OUT of Grati[t]ude to you, I cannot but let you know the unexp[e]cted success I found by your Specifick Remedy: For about [a] Year and half ago, I got the Secret Disease to a very mis[e]rable degree. I went to a very eminent Surgeon, (who out of r[e]spect to his Acquaintance with me I shall forbear to Name) I was und[e]r his Hands three Months, & then I found my self much worse, tho I was most regular in Living, and followed his Instructions to a Tittle. He told me noth[i]ng would do but a Salivation: But I being in a publick business, my Attendance would not be dispensed withal, which drove me almost to Despair, thinking I must die of that loathsome Disease. A Friend of mine told me his Life for mine, your Specifick Remedy would Cure me; upon which I was resolved to try it,  I bought it, and took of it, and before I had taken half the Remedy I found my self so perfectly well, that I took no more, and never fou[n]d any Disorder since. But about a Month ago I got another Clap, and unfortunat[e]ly gave it to my Wife, I did not despair of a Cure seeing your Remedy was extant. But first I tried whether there was any Virtue in the half Pot I had l[e]ft: We both of us took of it, & we found our selves quite Cured [a]nd so sav[e]d the laying out of another Guinea.’ 7

Moreover, the author noted that the effects of his drug were just so wonderful that those who had recovered with its help were simply unable to refrain from telling others about its effects: ‘These Gentlemen finding themselves surprisingly Cured by it, presently recommended it  to their Acquaintance under the same Unhappy Circumstances; and who experiencing the same happy Effect from it, Recommended it also to others.’8 If this were truly the case it suggests that some men were not ashamed to admit they had contracted the pox once they were fully healed. It also suggests that some men revealed to their friends that they had the disease before they were cured – otherwise there would be no need for ‘these Gentlemen’ to be so helpful and suggest a remedy to their unhappy circumstances.

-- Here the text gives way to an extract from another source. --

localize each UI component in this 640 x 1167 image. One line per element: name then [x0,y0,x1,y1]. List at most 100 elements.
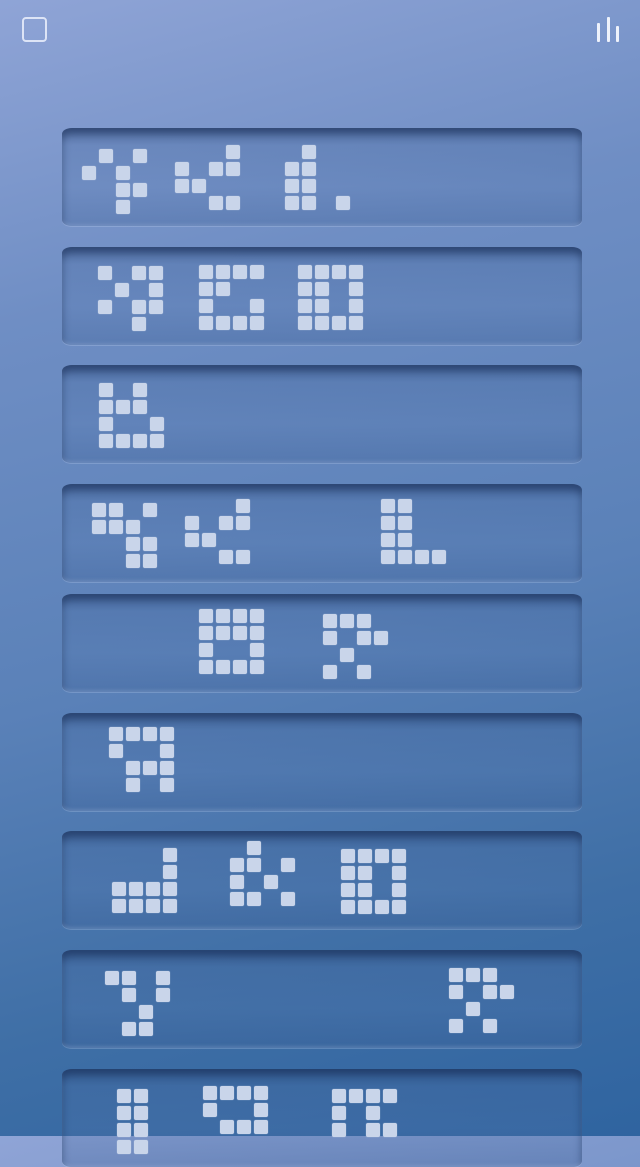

It is apparent then that privacy and secrecy were certainly crucial ideas surrounding the treatment of venereal disease. There was clearly some desire to be able to hide the results of shameful behaviour and illicit sexual practices. Yet these pamphlets also suggest an openness about venereal disease, particularly the need to talk to friends and relatives about good cures and methods of treatments. Although it doesn’t appear in this literature that pocks were worn as badge of honour, there were evidently some men, and perhaps women, who were not squeamish about owning up to having caught venereal disease.

____________________

1 Kevin P. Siena, ‘The “Foul Disease” and Privacy: The Effects of Venereal Disease and Patient Demand on the Medical Marketplace in Early Modern London’, Bulletin of the History of Medicine, 75/2. (Summer 2001), 199-224.

2 Ibid, 215.

Katherine Crawford, European Sexualities, 1400-1800, p.136.

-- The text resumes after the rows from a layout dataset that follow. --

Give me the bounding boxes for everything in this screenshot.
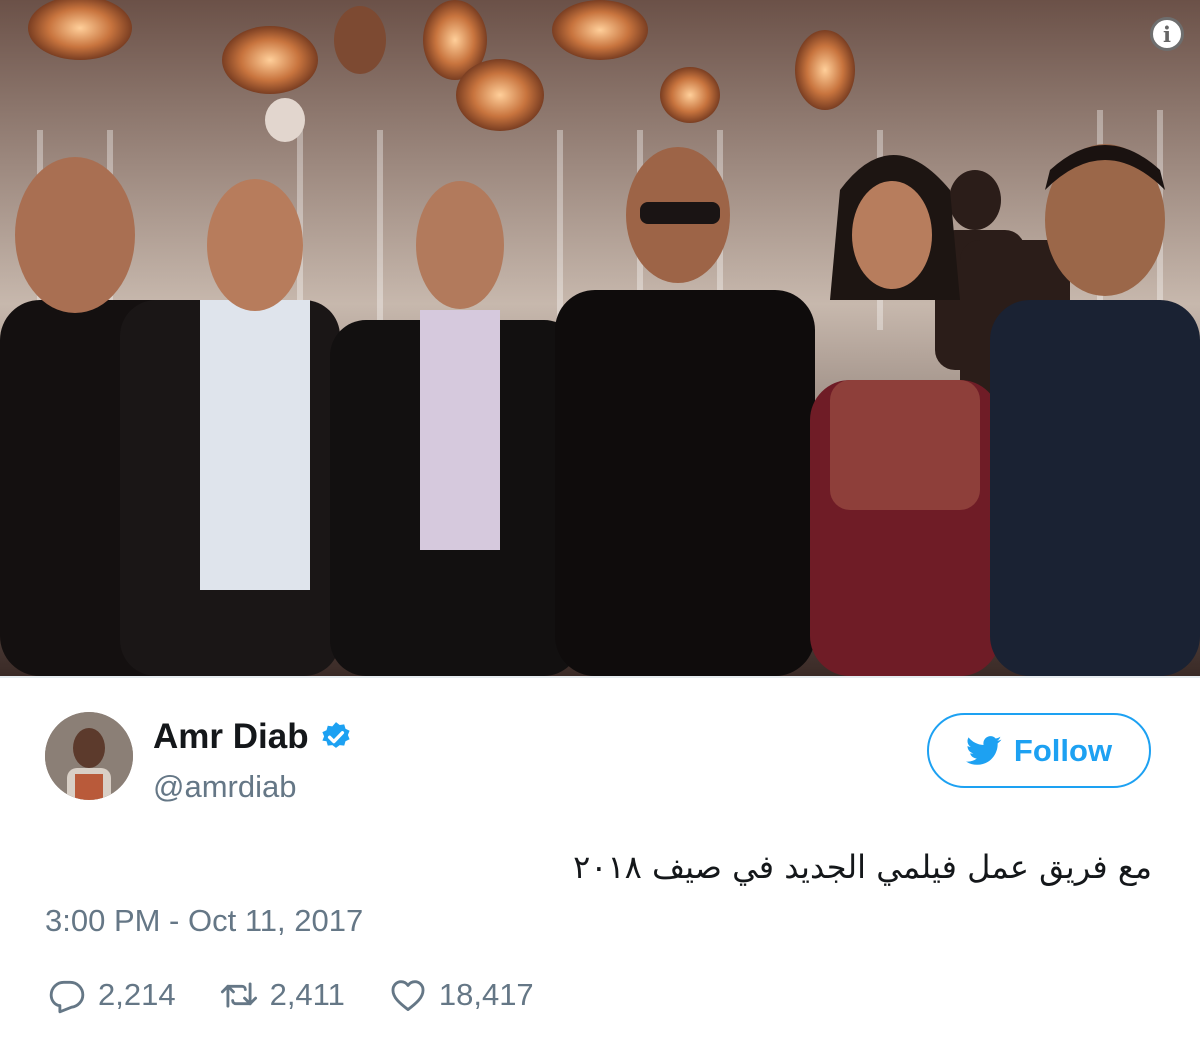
retweet-count: 2,411 bbox=[269, 977, 345, 1012]
avatar[interactable] bbox=[45, 712, 133, 800]
tweet-text: مع فريق عمل فيلمي الجديد في صيف ٢٠١٨ bbox=[573, 848, 1152, 886]
reply-button[interactable]: 2,214 bbox=[46, 976, 176, 1014]
user-handle[interactable]: @amrdiab bbox=[153, 769, 296, 805]
avatar-image bbox=[45, 712, 133, 800]
user-name[interactable]: Amr Diab bbox=[153, 717, 353, 757]
embedded-tweet: i Amr Diab @amrdiab Follow مع فريق عمل ف… bbox=[0, 0, 1200, 1055]
follow-label: Follow bbox=[1013, 732, 1113, 768]
twitter-bird-icon bbox=[965, 735, 1002, 765]
photo-divider bbox=[0, 676, 1200, 678]
info-icon[interactable]: i bbox=[1150, 17, 1184, 51]
reply-count: 2,214 bbox=[98, 977, 176, 1012]
tweet-actions: 2,214 2,411 18,417 bbox=[46, 974, 576, 1016]
tweet-photo[interactable]: i bbox=[0, 0, 1200, 676]
retweet-button[interactable]: 2,411 bbox=[218, 976, 345, 1014]
heart-icon bbox=[391, 980, 425, 1011]
photo-scene bbox=[0, 0, 1200, 676]
retweet-icon bbox=[220, 982, 257, 1008]
user-name-label[interactable]: Amr Diab bbox=[153, 717, 309, 757]
like-count: 18,417 bbox=[438, 977, 534, 1012]
reply-icon bbox=[49, 980, 85, 1014]
verified-badge-icon bbox=[321, 722, 350, 748]
follow-button[interactable]: Follow bbox=[927, 713, 1151, 788]
like-button[interactable]: 18,417 bbox=[387, 976, 534, 1014]
tweet-timestamp[interactable]: 3:00 PM - Oct 11, 2017 bbox=[45, 903, 363, 939]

4 Anonymous, The Practical Scheme of Secret Injuries. And Broken Constitutions. By Fast Living, Former ill Cures, Salivations and Mercury. With an Appendix of Gleets, And other such Weaknesses in either sex, usually attending Persons after Former Cures, Overstainin, Self-Abuses, Hard Labours, Miscarriages, &c. … (London, 1719), p.14

5 Anonymous, The Secret Patient’s Diary: Also the Gout and Weakness Diaries. Being Each A Practical Journal or Scheme from Day to Day , of these Disorders, whilst a Person has the Secret Disease, or the Gout, or Rheumatism, or a Gleet upon them … (London, 1725)

Anonymous, The Practical Scheme of Secret Injuries, p.19.

7 Ibid, p. 26.

8 Anonymous, The Secret Patient’s Diary, p.9.